Cognitive Behavioral Therapy
The most accepted OCD rituals treatment option is cognitive behavioral therapy (CBT). This therapy focuses on "retraining" the brain, or actually changing the activity in the brain due to a specific stimulus. The main technique used in cognitive behavioral therapy is exposure and ritual prevention (ERP), which allows the person to experience the stimulus to his compulsions without actually acting on them. For example, a person who is terrified to shake hands with someone else, and washes his hands after any contact with another person, would intentionally shake another person’s hand and hold back from washing his hands. Doing this over and over again would eventually reprogram his brain to know that shaking another person’s hand does not require hand washing. Eventually, the person’s anxiety would be lowered and the therapy could move to treating other OCD symptoms.

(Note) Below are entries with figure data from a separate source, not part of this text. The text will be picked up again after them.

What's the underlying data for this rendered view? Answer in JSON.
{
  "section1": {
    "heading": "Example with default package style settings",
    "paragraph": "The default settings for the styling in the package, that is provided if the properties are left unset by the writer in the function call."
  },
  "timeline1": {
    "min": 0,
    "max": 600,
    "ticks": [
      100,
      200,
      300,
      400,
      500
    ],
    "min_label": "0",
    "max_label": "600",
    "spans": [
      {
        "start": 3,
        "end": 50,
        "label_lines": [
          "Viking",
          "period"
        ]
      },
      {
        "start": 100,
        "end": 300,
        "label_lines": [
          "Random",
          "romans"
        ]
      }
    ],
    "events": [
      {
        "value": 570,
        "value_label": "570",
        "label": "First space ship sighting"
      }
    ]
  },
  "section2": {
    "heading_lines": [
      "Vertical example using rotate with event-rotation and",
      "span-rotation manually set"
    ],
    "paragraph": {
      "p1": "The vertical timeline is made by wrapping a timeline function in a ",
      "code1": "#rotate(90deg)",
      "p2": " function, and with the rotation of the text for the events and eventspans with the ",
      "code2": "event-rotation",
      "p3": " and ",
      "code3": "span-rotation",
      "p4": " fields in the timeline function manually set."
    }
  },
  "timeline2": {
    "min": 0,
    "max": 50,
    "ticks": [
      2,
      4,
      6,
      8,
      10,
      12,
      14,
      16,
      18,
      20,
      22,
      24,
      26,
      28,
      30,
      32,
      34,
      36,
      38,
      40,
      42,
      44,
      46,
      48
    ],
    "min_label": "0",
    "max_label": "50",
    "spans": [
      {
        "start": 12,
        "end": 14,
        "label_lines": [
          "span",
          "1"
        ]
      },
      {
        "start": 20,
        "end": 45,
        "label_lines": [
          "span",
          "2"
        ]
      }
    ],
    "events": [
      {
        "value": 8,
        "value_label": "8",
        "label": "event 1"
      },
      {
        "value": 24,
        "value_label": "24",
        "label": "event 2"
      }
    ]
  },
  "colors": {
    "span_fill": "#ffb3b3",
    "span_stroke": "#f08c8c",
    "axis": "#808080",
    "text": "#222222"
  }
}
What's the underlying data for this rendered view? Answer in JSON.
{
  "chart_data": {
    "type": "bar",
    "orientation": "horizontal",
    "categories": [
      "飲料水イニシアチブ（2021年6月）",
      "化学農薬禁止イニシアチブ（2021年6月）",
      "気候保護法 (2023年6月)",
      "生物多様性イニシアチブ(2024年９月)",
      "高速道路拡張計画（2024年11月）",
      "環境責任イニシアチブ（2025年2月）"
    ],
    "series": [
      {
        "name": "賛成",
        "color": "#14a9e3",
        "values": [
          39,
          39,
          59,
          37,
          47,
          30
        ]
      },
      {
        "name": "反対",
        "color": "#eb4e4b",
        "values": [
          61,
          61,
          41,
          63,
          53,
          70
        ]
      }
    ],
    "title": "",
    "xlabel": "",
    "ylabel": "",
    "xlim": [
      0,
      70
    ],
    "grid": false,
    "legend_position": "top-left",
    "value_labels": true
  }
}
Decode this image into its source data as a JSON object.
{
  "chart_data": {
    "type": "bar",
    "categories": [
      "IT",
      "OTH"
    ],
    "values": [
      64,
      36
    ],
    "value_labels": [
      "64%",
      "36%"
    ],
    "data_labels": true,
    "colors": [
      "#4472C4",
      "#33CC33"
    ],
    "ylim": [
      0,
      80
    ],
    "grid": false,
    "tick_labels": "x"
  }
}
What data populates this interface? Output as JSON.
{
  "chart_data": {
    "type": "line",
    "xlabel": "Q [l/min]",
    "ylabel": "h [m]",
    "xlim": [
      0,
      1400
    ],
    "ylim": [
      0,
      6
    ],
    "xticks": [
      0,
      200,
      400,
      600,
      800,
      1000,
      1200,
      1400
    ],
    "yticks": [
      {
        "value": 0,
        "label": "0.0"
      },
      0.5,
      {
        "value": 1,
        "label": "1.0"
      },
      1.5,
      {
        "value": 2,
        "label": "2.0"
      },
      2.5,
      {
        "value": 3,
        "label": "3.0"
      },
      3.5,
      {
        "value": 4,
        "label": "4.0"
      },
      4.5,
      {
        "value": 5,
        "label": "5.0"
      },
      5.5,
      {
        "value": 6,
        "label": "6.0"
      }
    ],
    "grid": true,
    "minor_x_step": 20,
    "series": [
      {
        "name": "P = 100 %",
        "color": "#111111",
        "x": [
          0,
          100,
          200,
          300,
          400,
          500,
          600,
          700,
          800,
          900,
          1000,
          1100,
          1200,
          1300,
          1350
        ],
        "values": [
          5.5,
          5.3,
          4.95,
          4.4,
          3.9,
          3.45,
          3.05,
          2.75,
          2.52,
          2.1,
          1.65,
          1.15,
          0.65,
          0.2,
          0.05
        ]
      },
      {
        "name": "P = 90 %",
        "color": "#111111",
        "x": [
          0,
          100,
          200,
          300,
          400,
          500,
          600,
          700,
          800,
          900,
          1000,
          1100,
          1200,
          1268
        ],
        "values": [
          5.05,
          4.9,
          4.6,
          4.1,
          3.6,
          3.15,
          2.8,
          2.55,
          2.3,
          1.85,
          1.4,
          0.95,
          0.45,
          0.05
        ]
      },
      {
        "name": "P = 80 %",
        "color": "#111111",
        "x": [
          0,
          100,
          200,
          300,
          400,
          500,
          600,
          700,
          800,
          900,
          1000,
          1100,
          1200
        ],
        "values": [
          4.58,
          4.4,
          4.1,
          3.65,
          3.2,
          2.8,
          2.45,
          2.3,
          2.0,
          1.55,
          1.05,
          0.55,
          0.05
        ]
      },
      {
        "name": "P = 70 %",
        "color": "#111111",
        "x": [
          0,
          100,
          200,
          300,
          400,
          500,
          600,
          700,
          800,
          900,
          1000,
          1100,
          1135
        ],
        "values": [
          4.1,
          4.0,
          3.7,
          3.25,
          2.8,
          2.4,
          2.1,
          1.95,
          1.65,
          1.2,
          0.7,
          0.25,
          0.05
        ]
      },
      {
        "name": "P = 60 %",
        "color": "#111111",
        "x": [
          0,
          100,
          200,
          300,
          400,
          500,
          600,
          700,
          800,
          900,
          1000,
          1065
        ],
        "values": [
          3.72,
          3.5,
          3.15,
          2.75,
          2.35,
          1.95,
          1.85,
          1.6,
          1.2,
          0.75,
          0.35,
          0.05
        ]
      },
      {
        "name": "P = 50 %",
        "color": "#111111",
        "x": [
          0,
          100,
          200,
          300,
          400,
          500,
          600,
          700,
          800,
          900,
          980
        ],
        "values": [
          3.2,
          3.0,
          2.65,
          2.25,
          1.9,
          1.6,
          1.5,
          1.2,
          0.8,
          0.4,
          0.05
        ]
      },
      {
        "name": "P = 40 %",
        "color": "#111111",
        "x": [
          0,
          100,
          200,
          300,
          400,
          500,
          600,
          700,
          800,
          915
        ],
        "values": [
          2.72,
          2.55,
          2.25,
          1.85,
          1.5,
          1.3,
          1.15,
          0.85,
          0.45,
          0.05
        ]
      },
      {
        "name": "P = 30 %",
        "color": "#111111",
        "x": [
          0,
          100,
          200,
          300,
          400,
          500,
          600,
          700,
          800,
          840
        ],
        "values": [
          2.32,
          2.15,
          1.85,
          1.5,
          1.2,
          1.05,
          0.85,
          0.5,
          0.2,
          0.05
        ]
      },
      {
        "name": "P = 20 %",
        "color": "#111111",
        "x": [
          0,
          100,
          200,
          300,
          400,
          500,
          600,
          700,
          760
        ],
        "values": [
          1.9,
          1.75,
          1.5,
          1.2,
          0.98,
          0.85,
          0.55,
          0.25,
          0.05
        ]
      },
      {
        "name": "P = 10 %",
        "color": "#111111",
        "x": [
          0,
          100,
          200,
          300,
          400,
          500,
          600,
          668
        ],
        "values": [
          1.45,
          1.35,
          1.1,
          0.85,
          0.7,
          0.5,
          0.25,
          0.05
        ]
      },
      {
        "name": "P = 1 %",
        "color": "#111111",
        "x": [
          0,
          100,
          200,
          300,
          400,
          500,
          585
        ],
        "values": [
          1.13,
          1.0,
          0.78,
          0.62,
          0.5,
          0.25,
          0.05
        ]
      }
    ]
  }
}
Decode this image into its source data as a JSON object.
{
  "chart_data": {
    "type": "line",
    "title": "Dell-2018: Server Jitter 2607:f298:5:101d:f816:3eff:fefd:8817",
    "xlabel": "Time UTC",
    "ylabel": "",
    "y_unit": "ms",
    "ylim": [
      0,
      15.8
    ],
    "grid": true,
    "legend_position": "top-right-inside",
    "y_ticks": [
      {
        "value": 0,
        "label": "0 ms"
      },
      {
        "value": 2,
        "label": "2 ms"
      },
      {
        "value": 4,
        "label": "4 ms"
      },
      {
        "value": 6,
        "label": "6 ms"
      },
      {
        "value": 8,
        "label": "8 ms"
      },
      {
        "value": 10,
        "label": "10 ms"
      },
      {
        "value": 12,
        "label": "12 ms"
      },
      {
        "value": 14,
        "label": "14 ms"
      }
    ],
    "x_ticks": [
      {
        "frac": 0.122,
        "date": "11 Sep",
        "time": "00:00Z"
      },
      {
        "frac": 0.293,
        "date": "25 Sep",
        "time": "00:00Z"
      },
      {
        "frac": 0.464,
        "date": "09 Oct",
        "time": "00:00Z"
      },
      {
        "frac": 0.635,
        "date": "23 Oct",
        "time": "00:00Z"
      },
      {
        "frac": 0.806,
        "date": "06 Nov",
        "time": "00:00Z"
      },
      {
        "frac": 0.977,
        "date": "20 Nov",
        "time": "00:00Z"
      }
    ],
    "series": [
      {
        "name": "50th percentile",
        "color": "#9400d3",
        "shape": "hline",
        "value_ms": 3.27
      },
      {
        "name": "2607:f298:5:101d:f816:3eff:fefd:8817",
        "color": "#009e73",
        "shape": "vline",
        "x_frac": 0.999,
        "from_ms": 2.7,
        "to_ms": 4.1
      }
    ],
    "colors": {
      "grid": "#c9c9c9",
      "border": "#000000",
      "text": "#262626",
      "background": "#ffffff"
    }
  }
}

Medication can also be helpful in treating OCD. Specifically, most psychiatrists will prescribe SSRIs (Specific Serotonin Reuptake Inhibitors), which can be helpful in controlling OCD symptoms. Some people with OCD take medication side by side with therapy sessions. The major downside of medication is that the person with OCD cannot usually be weaned off the medication without the symptoms reappearing. Therapy, on the other hand, can lead to improvement even once the therapy has been discontinued.
Some people prefer herbal treatments over traditional medication because they are more "natural," and usually cheaper than prescription drugs. On the other hand, many alternative treatments can cause serious side effects if they are not carefully researched, even if they are made purely from herbal sources. Most herbal treatments for OCD have not yet been tested well enough to ascertain whether they are effective and have no side effects. One possibility, however, is St. John’s Wort, which has been tested in several small-scale studies. Although some studies have found that it has no greater effect than a placebo, others have found that it mimics the effects of SSRIs. Passiflora, a herb that is usually given alongside St. John’s Wort to increase its effectiveness, has not been shown to help OCD on its own.
For most people with OCD, therapy or medication should be able to help them control their disorder. Some people, however, have what is called "treatment resistant OCD." This type of OCD does not respond to typical treatments, and it is often far more extreme in its ability to minimize the person’s quality of life, which can lead to complications with the disorder. In these cases, psychiatrists may suggest brain surgery. Because this option is controversial – because it requires the destruction of one portion of the brain – modern brain surgery is reserved for those with the most extreme cases of OCD, and only after all other treatments have been tried and have failed. Brain surgery for OCD usually focuses on using radio-frequency waves to destroy the corticostriatal circuit, a circuit that has been implicated in OCD.